There are some things I *do* want to accomplish early on:

- Make the docs accessible (a lot is hidden and hard to find) - Make them more concise and useful to somebody who doesn't want to know the 50 different ways to skin every cat (including the ones you should never use) - Make them introduce and explain Twisted in a way that somebody as dumb as me can understand it. This means talking about protocols, factories, deferreds, etc. in a way that doesn't require thousands of words of circular explanations, digressions, and duplications. - Document the different Twisted projects as what they are: really useful libraries and/or clients/servers built on top of Twisted that just so happens to also ship with the core.

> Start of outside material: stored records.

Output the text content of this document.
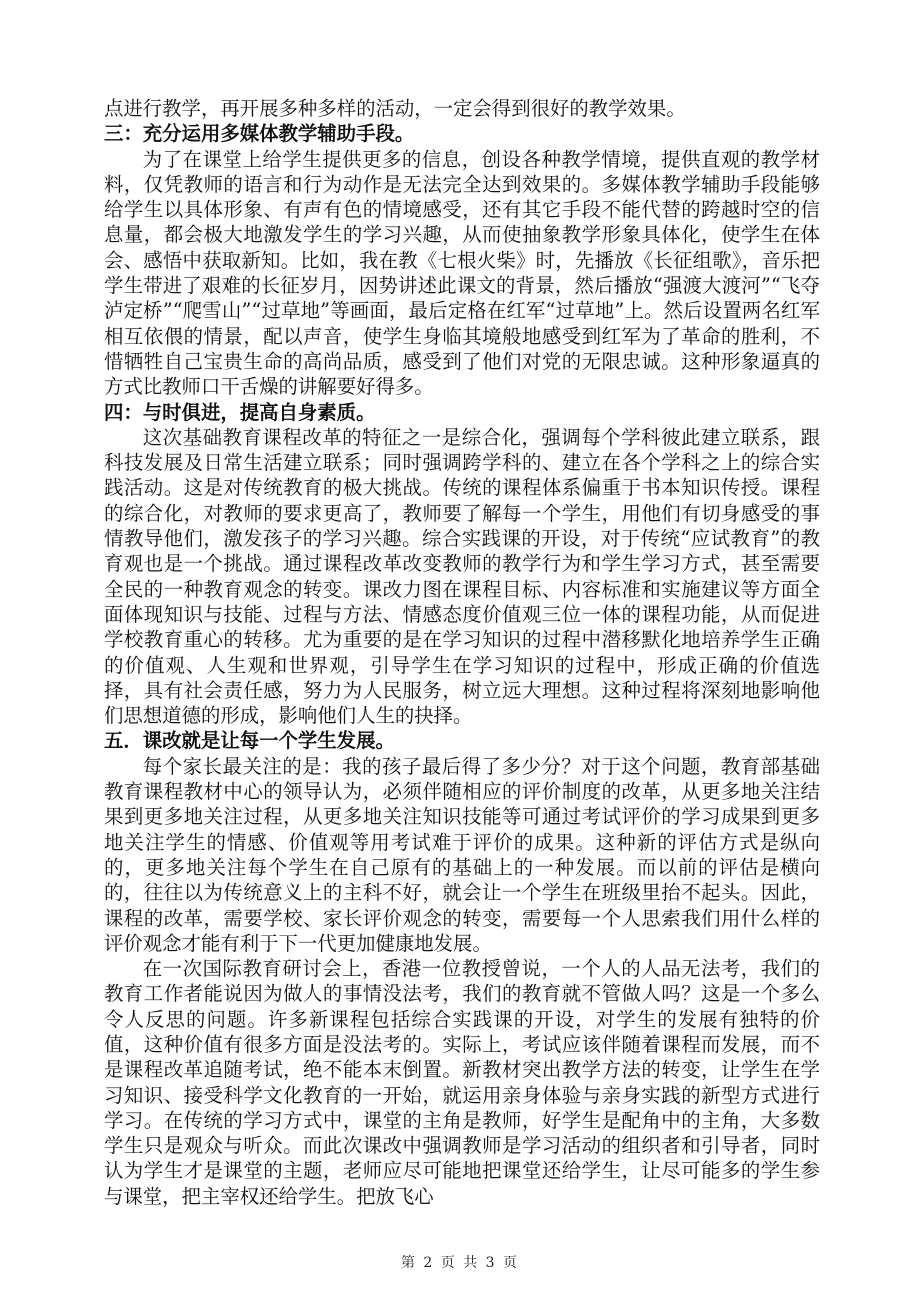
点进行教学，再开展多种多样的活动，一定会得到很好的教学效果。

三：充分运用多媒体教学辅助手段。

为了在课堂上给学生提供更多的信息，创设各种教学情境，提供直观的教学材料，仅凭教师的语言和行为动作是无法完全达到效果的。多媒体教学辅助手段能够给学生以具体形象、有声有色的情境感受，还有其它手段不能代替的跨越时空的信息量，都会极大地激发学生的学习兴趣，从而使抽象教学形象具体化，使学生在体会、感悟中获取新知。比如，我在教《七根火柴》时，先播放《长征组歌》，音乐把学生带进了艰难的长征岁月，因势讲述此课文的背景，然后播放“强渡大渡河”“飞夺泸定桥”“爬雪山”“过草地”等画面，最后定格在红军“过草地”上。然后设置两名红军相互依偎的情景，配以声音，使学生身临其境般地感受到红军为了革命的胜利，不惜牺牲自己宝贵生命的高尚品质，感受到了他们对党的无限忠诚。这种形象逼真的方式比教师口干舌燥的讲解要好得多。

四：与时俱进，提高自身素质。

这次基础教育课程改革的特征之一是综合化，强调每个学科彼此建立联系，跟科技发展及日常生活建立联系；同时强调跨学科的、建立在各个学科之上的综合实践活动。这是对传统教育的极大挑战。传统的课程体系偏重于书本知识传授。课程的综合化，对教师的要求更高了，教师要了解每一个学生，用他们有切身感受的事情教导他们，激发孩子的学习兴趣。综合实践课的开设，对于传统“应试教育”的教育观也是一个挑战。通过课程改革改变教师的教学行为和学生学习方式，甚至需要全民的一种教育观念的转变。课改力图在课程目标、内容标准和实施建议等方面全面体现知识与技能、过程与方法、情感态度价值观三位一体的课程功能，从而促进学校教育重心的转移。尤为重要的是在学习知识的过程中潜移默化地培养学生正确的价值观、人生观和世界观，引导学生在学习知识的过程中，形成正确的价值选择，具有社会责任感，努力为人民服务，树立远大理想。这种过程将深刻地影响他们思想道德的形成，影响他们人生的抉择。

五．课改就是让每一个学生发展。

每个家长最关注的是：我的孩子最后得了多少分？对于这个问题，教育部基础教育课程教材中心的领导认为，必须伴随相应的评价制度的改革，从更多地关注结果到更多地关注过程，从更多地关注知识技能等可通过考试评价的学习成果到更多地关注学生的情感、价值观等用考试难于评价的成果。这种新的评估方式是纵向的，更多地关注每个学生在自己原有的基础上的一种发展。而以前的评估是横向的，往往以为传统意义上的主科不好，就会让一个学生在班级里抬不起头。因此，课程的改革，需要学校、家长评价观念的转变，需要每一个人思索我们用什么样的评价观念才能有利于下一代更加健康地发展。

在一次国际教育研讨会上，香港一位教授曾说，一个人的人品无法考，我们的教育工作者能说因为做人的事情没法考，我们的教育就不管做人吗？这是一个多么令人反思的问题。许多新课程包括综合实践课的开设，对学生的发展有独特的价值，这种价值有很多方面是没法考的。实际上，考试应该伴随着课程而发展，而不是课程改革追随考试，绝不能本末倒置。新教材突出教学方法的转变，让学生在学习知识、接受科学文化教育的一开始，就运用亲身体验与亲身实践的新型方式进行学习。在传统的学习方式中，课堂的主角是教师，好学生是配角中的主角，大多数学生只是观众与听众。而此次课改中强调教师是学习活动的组织者和引导者，同时认为学生才是课堂的主题，老师应尽可能地把课堂还给学生，让尽可能多的学生参与课堂，把主宰权还给学生。把放飞心

第 2 页 共 3 页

One of them is likely to do what the prospective user wants, too.

There are also some things I *don't* want to accomplish, at least initially:

- Explain asynchronous programming in depth - Get into the level of detail that the Krondo series does (but I plan to borrow from it!)

There are things I'll *need help with*:

- The final word on what is/isn't to be used in what context; practical, real-world explanations of why I would use A instead of B (not just "it's more flexible"). - Better documentation from project creators/maintainers/lovers on their project. These projects make a lot of hard stuff trivial and many do not convey that very well. I'll do my best to reorganize and improve the existing documentation, but most of the projects cater to a specific niche that requires its own core knowledge.

Most of this was discussed with Jean-Paul and Glyph at tonight's Python meet-up in Cambridge. Some work has already begun on the new docs here:

I hope the above came off as optimistic and constructive as I meant it: it's not my intention to insult the documentation or those who wrote it. I just think with a dose of hindsight and a lot of effort, the docs can be awesome. And they would improve the entire Twisted ecosystem along with them.